Der Nationale Normenkontrollrat hat den oben genannten Entwurf geprüft.

Gegenstand des Gesetzentwurfs ist die Anerkennung privatrechtlich organisierter Schlichtungsstellen und die Einrichtung einer behördlichen Schlichtung für Verbraucheransprüche im Luftverkehr.

Durch die Einrichtung der Schlichtungsstelle entsteht bei den betroffenen Unternehmen, die sich freiwillig an der Schlichtungsstelle beteiligen, einmaliger Erfüllungsaufwand in Höhe von rund 22.000 Euro sowie jährlicher Erfüllungsaufwand, der sich hauptsächlich aus Personalkosten zusammensetzt, in Höhe von rund 1,2 Mio. Euro. Davon entfallen 6.000 Euro jährlich auf Bürokratiekosten aus drei neuen Informationspflichten.

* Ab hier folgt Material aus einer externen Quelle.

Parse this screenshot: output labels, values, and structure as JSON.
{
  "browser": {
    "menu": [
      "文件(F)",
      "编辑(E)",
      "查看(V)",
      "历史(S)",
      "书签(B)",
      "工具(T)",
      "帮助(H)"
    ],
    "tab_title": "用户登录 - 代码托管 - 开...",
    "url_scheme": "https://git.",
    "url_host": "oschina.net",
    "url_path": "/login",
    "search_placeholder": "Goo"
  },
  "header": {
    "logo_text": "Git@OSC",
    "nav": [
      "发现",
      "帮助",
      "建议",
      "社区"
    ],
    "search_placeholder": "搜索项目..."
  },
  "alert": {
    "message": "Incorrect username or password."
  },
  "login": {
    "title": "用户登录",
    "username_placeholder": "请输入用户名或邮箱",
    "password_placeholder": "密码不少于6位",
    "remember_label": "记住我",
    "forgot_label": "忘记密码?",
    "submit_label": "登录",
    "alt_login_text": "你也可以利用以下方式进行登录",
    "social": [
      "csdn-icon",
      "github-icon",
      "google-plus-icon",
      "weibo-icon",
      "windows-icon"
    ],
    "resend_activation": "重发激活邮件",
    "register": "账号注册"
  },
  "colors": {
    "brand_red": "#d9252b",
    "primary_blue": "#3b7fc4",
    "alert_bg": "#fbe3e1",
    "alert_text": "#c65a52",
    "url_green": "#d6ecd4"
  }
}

Für den Bund entstehen zusätzliche jährliche Kosten in Höhe von rund 377.000 Euro durch den Betrieb der behördlichen Schlichtungsstelle. Für Bürgerinnen und Bürger entsteht im Falle der Anrufung der Schlichtungsstelle geringfügiger Erfüllungsaufwand. Dieser dürfte deutlich unter dem Aufwand zur Durchsetzung der entsprechenden Ansprüche vor Gericht liegen.

Der Nationale Normenkontrollrat hat gegen das Regelungsvorhaben keine Bedenken.